L’autre était à peine plus vêtu. Un tartan de couleur sombre lui ceignait la taille. Dans le dos, il portait un carquois. Sa peau imberbe et parfaitement lisse était grise. Son visage aurait pu ressembler à celui d’un humain, sauf qu’il n’avait pas de nez, pas d’oreilles, pas d’arcades sourcilières. Il semblait flétri, parcouru par deux longues proéminences osseuses partant d’une bouche fine pour atteindre le front. De chaque côté, deux yeux ronds entièrement sombres. À la place des cheveux, il avait de fines écailles aux motifs réguliers.

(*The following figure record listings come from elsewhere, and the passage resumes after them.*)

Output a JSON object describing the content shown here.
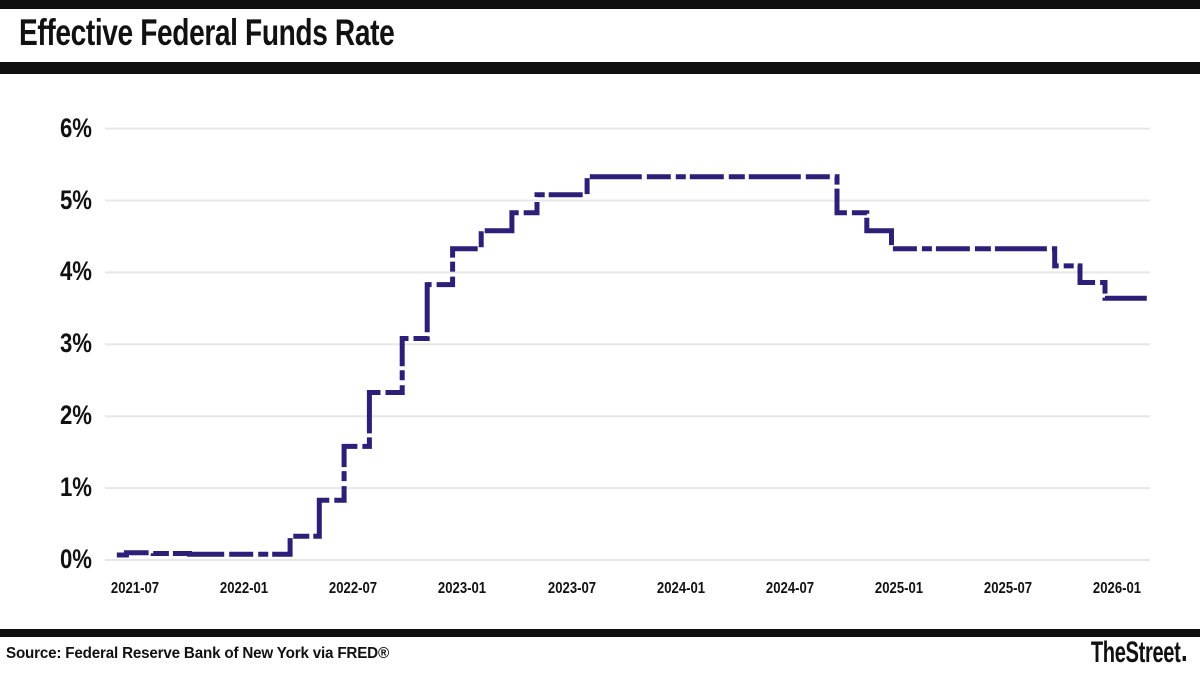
{
  "header": {
    "title": "Effective Federal Funds Rate"
  },
  "footer": {
    "source": "Source: Federal Reserve Bank of New York via FRED®",
    "brand": "TheStreet"
  },
  "colors": {
    "line": "#2d1e78",
    "grid": "#e7e7e7",
    "bars": "#101010",
    "text": "#111111",
    "background": "#ffffff"
  },
  "chart_data": {
    "type": "line",
    "step": true,
    "title": "Effective Federal Funds Rate",
    "xlabel": "",
    "ylabel": "",
    "unit": "percent",
    "grid": "horizontal",
    "legend": "none",
    "ylim": [
      0,
      6
    ],
    "x_range": [
      "2021-06-01",
      "2026-02-20"
    ],
    "y_ticks": [
      "0%",
      "1%",
      "2%",
      "3%",
      "4%",
      "5%",
      "6%"
    ],
    "y_tick_values": [
      0,
      1,
      2,
      3,
      4,
      5,
      6
    ],
    "x_ticks": [
      "2021-07",
      "2022-01",
      "2022-07",
      "2023-01",
      "2023-07",
      "2024-01",
      "2024-07",
      "2025-01",
      "2025-07",
      "2026-01"
    ],
    "series": [
      {
        "name": "Effective Federal Funds Rate",
        "points": [
          [
            "2021-06-01",
            0.07
          ],
          [
            "2021-06-17",
            0.1
          ],
          [
            "2021-08-01",
            0.09
          ],
          [
            "2021-10-01",
            0.08
          ],
          [
            "2022-03-17",
            0.33
          ],
          [
            "2022-05-05",
            0.83
          ],
          [
            "2022-06-16",
            1.58
          ],
          [
            "2022-07-28",
            2.33
          ],
          [
            "2022-09-22",
            3.08
          ],
          [
            "2022-11-03",
            3.83
          ],
          [
            "2022-12-15",
            4.33
          ],
          [
            "2023-02-02",
            4.58
          ],
          [
            "2023-03-23",
            4.83
          ],
          [
            "2023-05-04",
            5.08
          ],
          [
            "2023-07-27",
            5.33
          ],
          [
            "2024-09-19",
            4.83
          ],
          [
            "2024-11-08",
            4.58
          ],
          [
            "2024-12-19",
            4.33
          ],
          [
            "2025-09-18",
            4.09
          ],
          [
            "2025-10-30",
            3.86
          ],
          [
            "2025-12-11",
            3.64
          ],
          [
            "2026-02-20",
            3.64
          ]
        ]
      }
    ]
  }
}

Enfin, à l’arrière de son crâne, d’un côté à l’autre, il portait une crête rigide aux reflets de couleur parme.
En baissant les yeux, elle remarqua que les jointures de ses jambes étaient inversées par rapport à celle de son compagnon, ou à un humain.
Chacun des deux individus l’avait saisie par un bras et l’avait relevée sans ménagement pour la sortir de la charrette en bois dans laquelle elle se trouvait.
Elle avait tenté de résister à nouveau, juste ce qu’il fallait pour leur faire croire qu’ils étaient bien les plus forts.
Ensuite, Belle-Gueule I l’avait traînée jusqu’à une tente rouge et verte et poussée entre les mains de deux petits humanoïdes femelles à la peau orange et noire.
Aussi curieux que cela paraisse, l’une n’était vêtue que de sa propre chevelure. L’autre portait une robe en voile translucide sous ses cheveux.
Esmelia n’avait jamais vu de pareilles toisons, aussi longues et aussi épaisses. Leurs cheveux ressemblaient à de la laine à peine filée qui aurait été tissée à même le corps.
Les deux créatures ne les avaient sûrement jamais coupés de leur vie.